I’m currently designing and developing a web application that has the potential to grow very large at a fast rate. I will give some general information and move on to my question(s). I would say I am a mid-level web programmer.
Here are some specifications:
MySQL – Database Backend
PHP – Used in front/backend. Also used for SOAP Client
HTML, CSS, JS, jQuery – Front end widgets (highcharts, datatables, jquery-ui, etc.)
I can’t get into too many fine details as it is a company project, but the main objective is to construct a dashboard that thousands of users will be accessing from various devices.
The data for this project is projected to grow by 50,000 items per year ( ~1000 items per week ).
1 item = 1 row in database
An item will also record a daily history starting at the day it was inserting.
1 day of history per item = 1 record
365 records per 1 year per device
365 * 50,000 = ~18,500,000 [first year]
multiply ~18,500,000 records by x for each year after.
(My forumla is a bit off since items will be added periodically throughout that year)
All items and history are accessed through a SOAP Client that connects to an API service, then writes the record to the database.
Majority of this data will be read and remain static (read only). But some item data may be updated or changed. The data will also be updated each day and need to write another x amount of history.
Questions:
1) Is MySQL a good solution to handle these data requirements? ~100 million records at some point.
2) I am limited to synchronous calls with my PHP Soap Client (as far as I know). This is becoming time consuming as more items are being extracted. Is there a better option for writing a SOAP Client so that I can send asynchronous requests without waiting for a response?
3) Are there any other requirements I should be thinking about?
1) Is MySQL a good solution to handle these data requirements? ~100 million records at some point.
Absolutely. Make sure you’ve got everything indexed properly, and if you hit a storage or query-per-second limit, you’ve got plenty of options that apply to most/all DBMS’s. You can get beefier hardware, start sharding data across servers, clustering, etc..
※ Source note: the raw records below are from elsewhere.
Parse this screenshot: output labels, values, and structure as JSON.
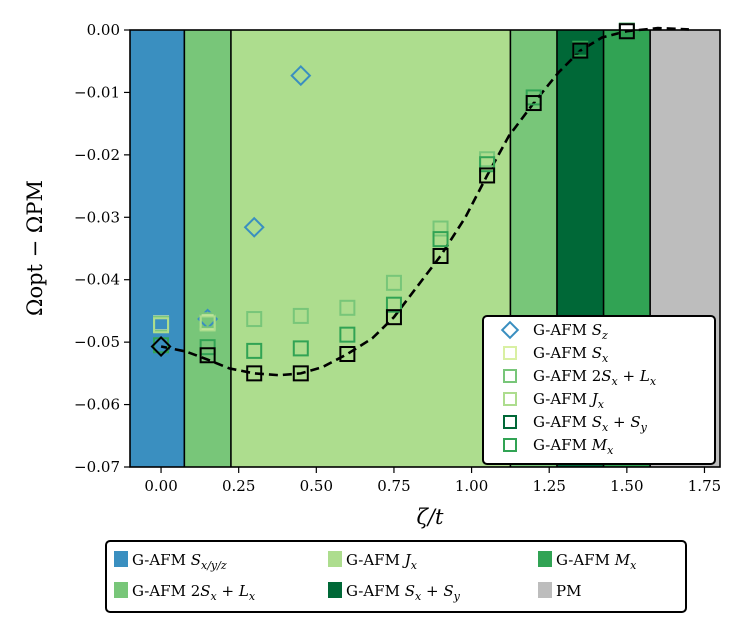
{
  "chart_data": {
    "type": "scatter",
    "xlabel": "ζ/t",
    "ylabel": "Ωopt − ΩPM",
    "xlim": [
      -0.1,
      1.8
    ],
    "ylim": [
      -0.07,
      0.0
    ],
    "x_ticks": [
      "0.00",
      "0.25",
      "0.50",
      "0.75",
      "1.00",
      "1.25",
      "1.50",
      "1.75"
    ],
    "x_tick_values": [
      0.0,
      0.25,
      0.5,
      0.75,
      1.0,
      1.25,
      1.5,
      1.75
    ],
    "y_ticks": [
      "0.00",
      "−0.01",
      "−0.02",
      "−0.03",
      "−0.04",
      "−0.05",
      "−0.06",
      "−0.07"
    ],
    "y_tick_values": [
      0.0,
      -0.01,
      -0.02,
      -0.03,
      -0.04,
      -0.05,
      -0.06,
      -0.07
    ],
    "regions": [
      {
        "x0": -0.1,
        "x1": 0.075,
        "color": "#3a8fc0"
      },
      {
        "x0": 0.075,
        "x1": 0.225,
        "color": "#78c679"
      },
      {
        "x0": 0.225,
        "x1": 1.125,
        "color": "#addd8e"
      },
      {
        "x0": 1.125,
        "x1": 1.275,
        "color": "#78c679"
      },
      {
        "x0": 1.275,
        "x1": 1.425,
        "color": "#006837"
      },
      {
        "x0": 1.425,
        "x1": 1.575,
        "color": "#31a354"
      },
      {
        "x0": 1.575,
        "x1": 1.8,
        "color": "#bdbdbd"
      }
    ],
    "series": [
      {
        "name": "G-AFM S_z",
        "label_main": "G-AFM ",
        "label_var": "S",
        "label_sub": "z",
        "label_tail": "",
        "marker": "diamond",
        "color": "#3a8fc0",
        "x": [
          0.0,
          0.15,
          0.3,
          0.45
        ],
        "y": [
          -0.0507,
          -0.0463,
          -0.0316,
          -0.0073
        ]
      },
      {
        "name": "G-AFM S_x",
        "label_main": "G-AFM ",
        "label_var": "S",
        "label_sub": "x",
        "label_tail": "",
        "marker": "square",
        "color": "#d9f0a3",
        "x": [
          0.0,
          0.15
        ],
        "y": [
          -0.047,
          -0.0468
        ]
      },
      {
        "name": "G-AFM 2S_x + L_x",
        "label_main": "G-AFM 2",
        "label_var": "S",
        "label_sub": "x",
        "label_tail": " + L",
        "label_tail_sub": "x",
        "marker": "square",
        "color": "#78c679",
        "x": [
          0.0,
          0.15,
          0.3,
          0.45,
          0.6,
          0.75,
          0.9,
          1.05,
          1.2
        ],
        "y": [
          -0.0471,
          -0.0465,
          -0.0463,
          -0.0458,
          -0.0445,
          -0.0405,
          -0.0318,
          -0.0207,
          -0.0102
        ]
      },
      {
        "name": "G-AFM J_x",
        "label_main": "G-AFM ",
        "label_var": "J",
        "label_sub": "x",
        "label_tail": "",
        "marker": "square",
        "color": "#addd8e",
        "x": [
          0.0,
          0.15
        ],
        "y": [
          -0.0473,
          -0.047
        ]
      },
      {
        "name": "G-AFM S_x + S_y",
        "label_main": "G-AFM ",
        "label_var": "S",
        "label_sub": "x",
        "label_tail": " + S",
        "label_tail_sub": "y",
        "marker": "square",
        "color": "#006837",
        "x": [
          1.35
        ],
        "y": [
          -0.0025
        ]
      },
      {
        "name": "G-AFM M_x",
        "label_main": "G-AFM ",
        "label_var": "M",
        "label_sub": "x",
        "label_tail": "",
        "marker": "square",
        "color": "#31a354",
        "x": [
          0.0,
          0.15,
          0.3,
          0.45,
          0.6,
          0.75,
          0.9,
          1.05,
          1.2,
          1.35,
          1.5
        ],
        "y": [
          -0.0505,
          -0.0508,
          -0.0514,
          -0.051,
          -0.0488,
          -0.044,
          -0.0335,
          -0.0215,
          -0.0108,
          -0.003,
          -0.0001
        ]
      }
    ],
    "optimal": {
      "x": [
        0.0,
        0.15,
        0.3,
        0.45,
        0.6,
        0.75,
        0.9,
        1.05,
        1.2,
        1.35,
        1.5
      ],
      "y": [
        -0.0507,
        -0.0521,
        -0.055,
        -0.055,
        -0.0519,
        -0.046,
        -0.0362,
        -0.0233,
        -0.0117,
        -0.0033,
        -0.0002
      ]
    },
    "dashed_line": {
      "x": [
        0.0,
        0.08,
        0.15,
        0.22,
        0.3,
        0.38,
        0.45,
        0.52,
        0.6,
        0.68,
        0.75,
        0.82,
        0.9,
        0.98,
        1.05,
        1.12,
        1.2,
        1.28,
        1.35,
        1.42,
        1.5,
        1.6,
        1.7
      ],
      "y": [
        -0.0507,
        -0.0515,
        -0.0528,
        -0.0542,
        -0.055,
        -0.0553,
        -0.055,
        -0.054,
        -0.0519,
        -0.0494,
        -0.046,
        -0.0414,
        -0.0362,
        -0.03,
        -0.0233,
        -0.017,
        -0.0117,
        -0.0068,
        -0.0033,
        -0.0012,
        -0.0002,
        0.0003,
        0.0001
      ]
    },
    "inner_legend": {
      "placement": "lower-right"
    },
    "bottom_legend": [
      {
        "label_main": "G-AFM ",
        "label_var": "S",
        "label_sub": "x/y/z",
        "label_tail": "",
        "color": "#3a8fc0"
      },
      {
        "label_main": "G-AFM ",
        "label_var": "J",
        "label_sub": "x",
        "label_tail": "",
        "color": "#addd8e"
      },
      {
        "label_main": "G-AFM ",
        "label_var": "M",
        "label_sub": "x",
        "label_tail": "",
        "color": "#31a354"
      },
      {
        "label_main": "G-AFM 2",
        "label_var": "S",
        "label_sub": "x",
        "label_tail": " + L",
        "label_tail_sub": "x",
        "color": "#78c679"
      },
      {
        "label_main": "G-AFM ",
        "label_var": "S",
        "label_sub": "x",
        "label_tail": " + S",
        "label_tail_sub": "y",
        "color": "#006837"
      },
      {
        "label_main": "PM",
        "label_var": "",
        "label_sub": "",
        "label_tail": "",
        "color": "#bdbdbd"
      }
    ]
  }
}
2) I am limited to synchronous calls with my PHP Soap Client (as far as I know). This is becoming time consuming as more items are being extracted. Is there a better option for writing a SOAP Client so that I can send asynchronous requests without waiting for a response?
PHP 5+ allows you to execute multiple requests in parallel with CURL. Refer to the curl_muli* function for this, such as curl_multi_exec(). As far as I know, this requires you to handle SOAP/XML processing disjointly from the requests.
3) Are there any other requirements I should be thinking about?
Probably. But, you’re usually on the right track if you start with a properly indexed, normalized database, for which you’ve thought about your objects at least mostly correctly. Start denormalizing if/when you find instances wherein denormalization solves an existing or obvious near-future efficiency problem. But, don’t optimize for things that could become problems if the moons of Saturn align. Only optimize for problems that users will notice somewhat regularly.